Data Import Wizard
Data Associate Wizard
Learning | Missing Value Processing
Data | Imputation
Node Contextual Menu | Imputation
New Feature: Entropy-Based Imputation
The Entropy-Based Imputation scheme was originally designed for processing data sets with a large amount of missing values.
Missing values imputation is always based on the posterior probability distributions computed by taking into account the current Bayesian network and the data available (not missing or already imputed values). However, if a data row has more that one missing value, the imputation sequence has a direct impact on the imputation result.
With BayesiaLab's Standard Imputation, the imputation sequence is randomized for each row. With the Entropy-Based Imputation, the order is dynamically defined; first come the nodes for which the Markov Blanket is completely observed, and then the nodes with the lowest posterior entropies are imputed.
Entropy-Based Imputation is available for:
- Static Imputation: missing values are virtually imputed on request. The initial (automatic) imputation is performed upon loading the data.
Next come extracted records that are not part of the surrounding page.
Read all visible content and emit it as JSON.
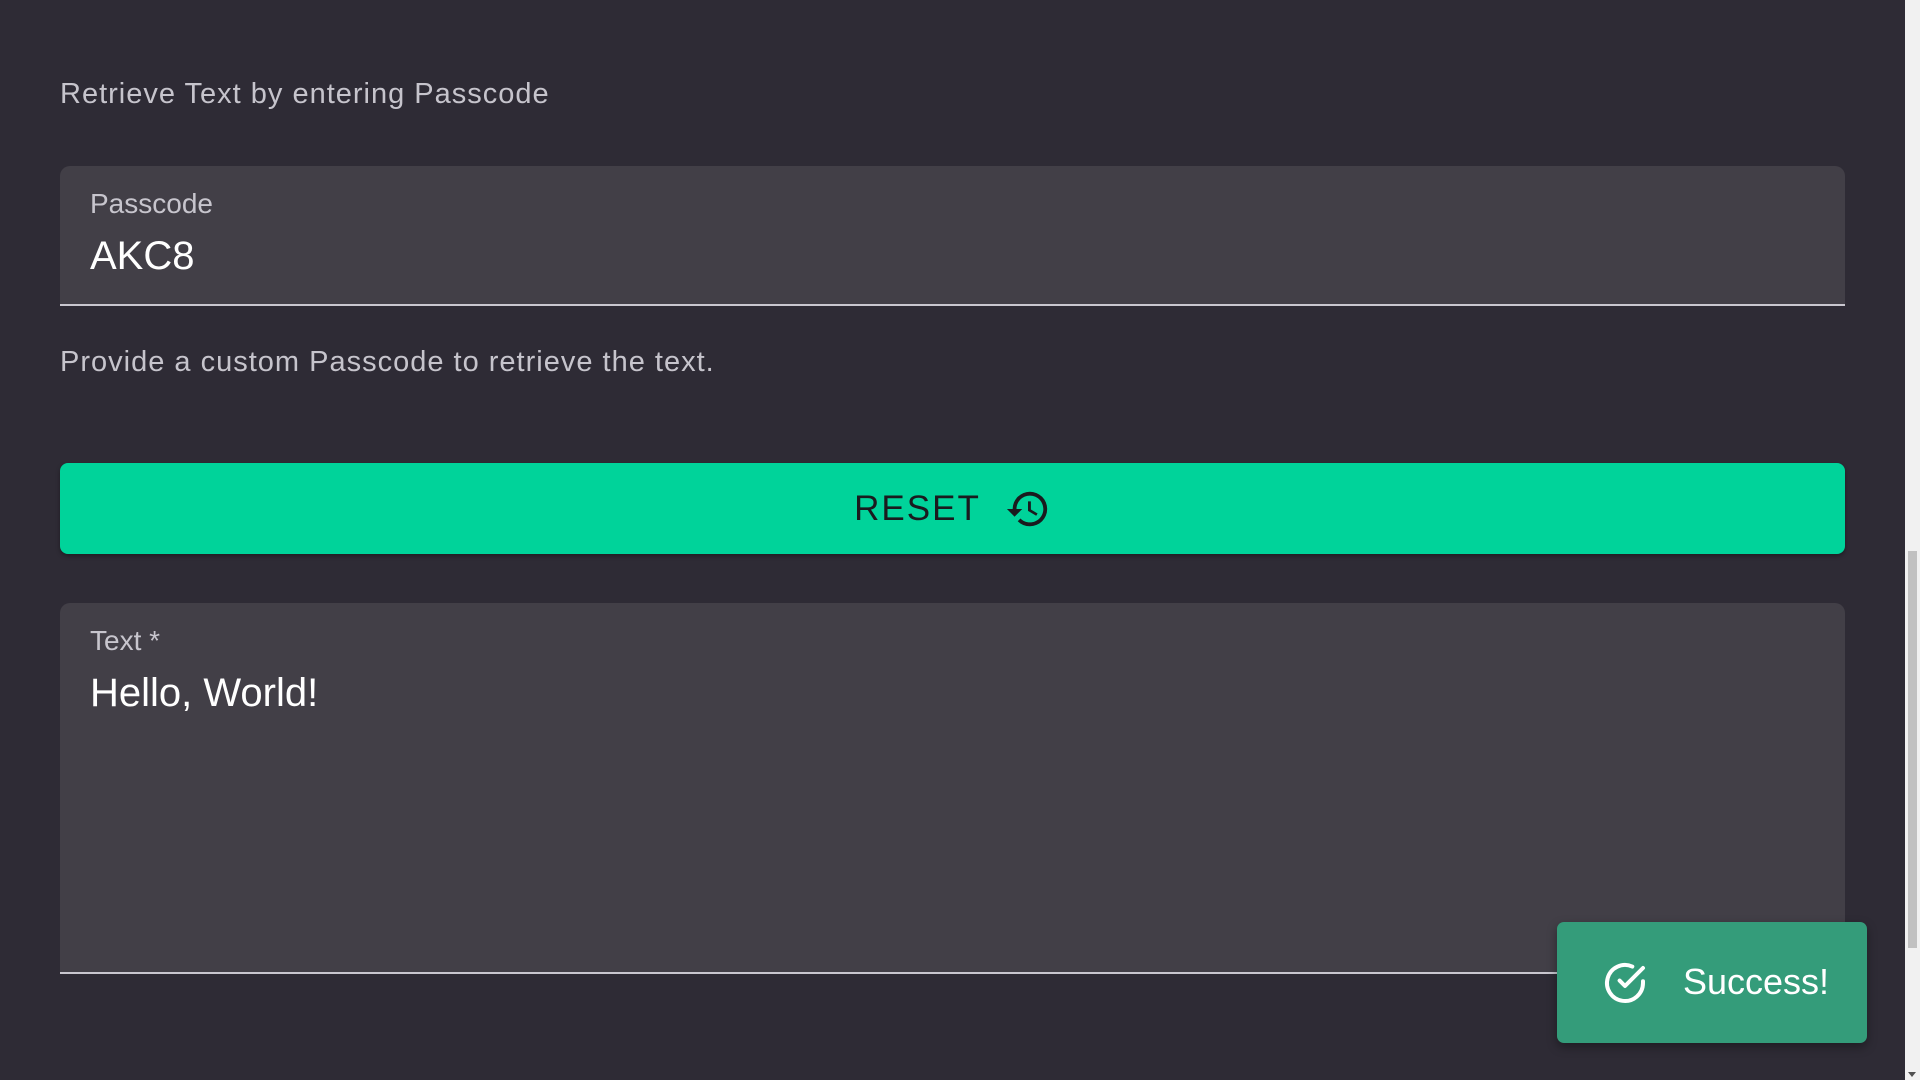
{
  "heading": "Retrieve Text by entering Passcode",
  "passcode_field": {
    "label": "Passcode",
    "value": "AKC8"
  },
  "helper_text": "Provide a custom Passcode to retrieve the text.",
  "reset_button": {
    "label": "RESET",
    "icon": "history-icon"
  },
  "text_field": {
    "label": "Text *",
    "value": "Hello, World!"
  },
  "toast": {
    "icon": "check-circle-icon",
    "message": "Success!"
  },
  "colors": {
    "background": "#2e2b35",
    "field_background": "#423f47",
    "accent": "#00d39a",
    "toast_background": "#349c7a"
  }
}
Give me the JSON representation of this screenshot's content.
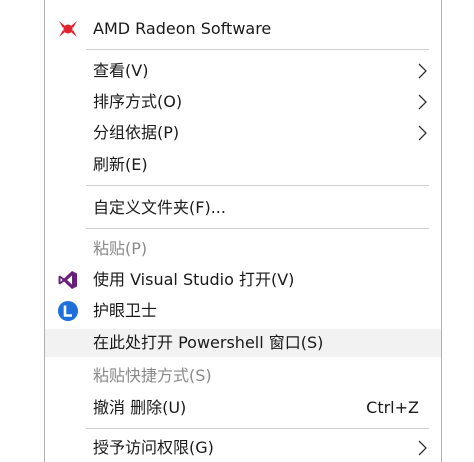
{
  "menu": {
    "items": [
      {
        "label": "AMD Radeon Software",
        "icon": "amd-radeon-icon",
        "disabled": false,
        "submenu": false
      },
      {
        "label": "查看(V)",
        "disabled": false,
        "submenu": true
      },
      {
        "label": "排序方式(O)",
        "disabled": false,
        "submenu": true
      },
      {
        "label": "分组依据(P)",
        "disabled": false,
        "submenu": true
      },
      {
        "label": "刷新(E)",
        "disabled": false,
        "submenu": false
      },
      {
        "label": "自定义文件夹(F)...",
        "disabled": false,
        "submenu": false
      },
      {
        "label": "粘贴(P)",
        "disabled": true,
        "submenu": false
      },
      {
        "label": "使用 Visual Studio 打开(V)",
        "icon": "visual-studio-icon",
        "disabled": false,
        "submenu": false
      },
      {
        "label": "护眼卫士",
        "icon": "eye-guard-icon",
        "disabled": false,
        "submenu": false
      },
      {
        "label": "在此处打开 Powershell 窗口(S)",
        "disabled": false,
        "highlighted": true,
        "submenu": false
      },
      {
        "label": "粘贴快捷方式(S)",
        "disabled": true,
        "submenu": false
      },
      {
        "label": "撤消 删除(U)",
        "shortcut": "Ctrl+Z",
        "disabled": false,
        "submenu": false
      },
      {
        "label": "授予访问权限(G)",
        "disabled": false,
        "submenu": true
      }
    ]
  },
  "colors": {
    "amd_red": "#e0232d",
    "vs_purple": "#68217a",
    "eye_blue": "#1e6fd9",
    "disabled_text": "#8a8a8a",
    "highlight_bg": "#f2f2f2"
  }
}
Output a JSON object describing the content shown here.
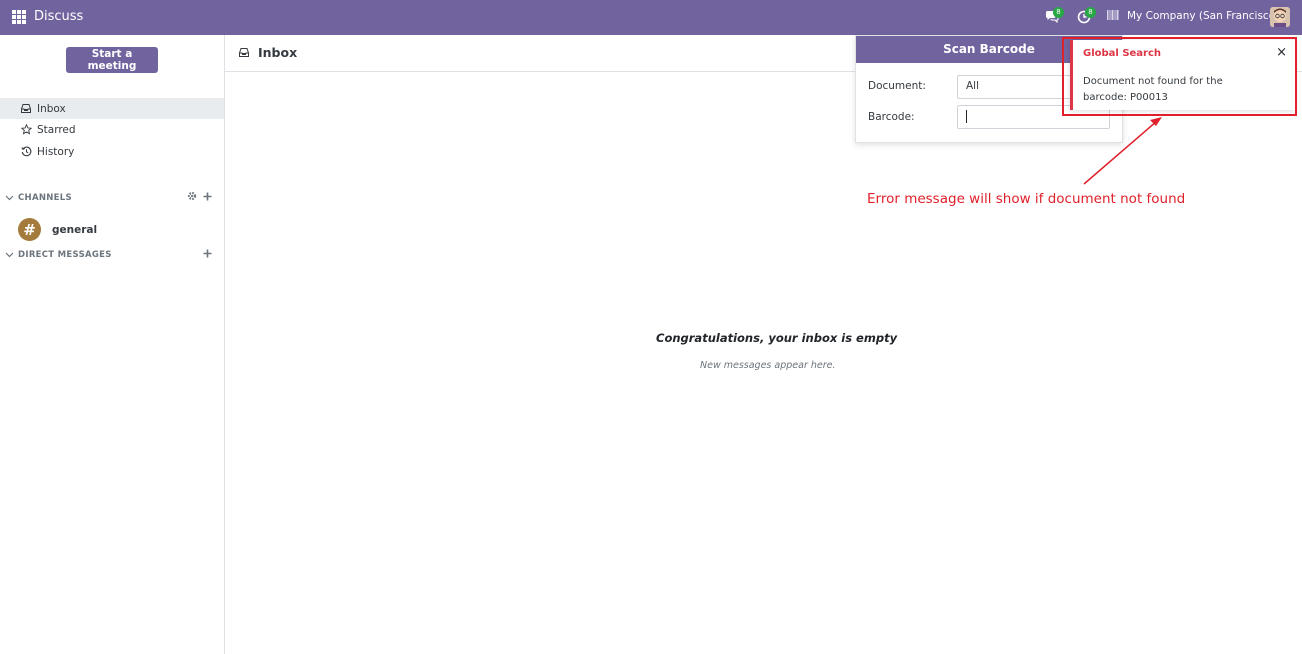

Subsequent virtual imputations are performed on request whenever the parameters of the current structure are estimated by selecting Learning | Parameter Estimation.
- Dynamic Imputation: missing values are virtually imputed during structural learning after each modification of the structure.
- Data Imputation: all the missing values are imputed, and the resulting dataset is saved as a file.
- Node Imputation: the missing values are imputed only for the selected nodes within the internal dataset.
New Feature: Most Probable Explanation Imputation
This new imputation mode is based on the MAP query: the set of states that jointly maximizes the probability given the observed values is identified and used for imputing the missing values (the MAP assignment).
- Unlike the Standard Imputation and Entropy-Based Imputation, the Most Probable Explanation does not depend on the imputation sequence.
- There is no option for choosing the states, it's always the one belonging to the MAP assignment.
MAP assignment and Incremental Choice of the most likely state, given the not missing or already imputed values, are usually different. The first one corresponds to the states that will jointly maximize the probability given the observed values. The second is incremental and, as such, is dependent on the sequence of the choices.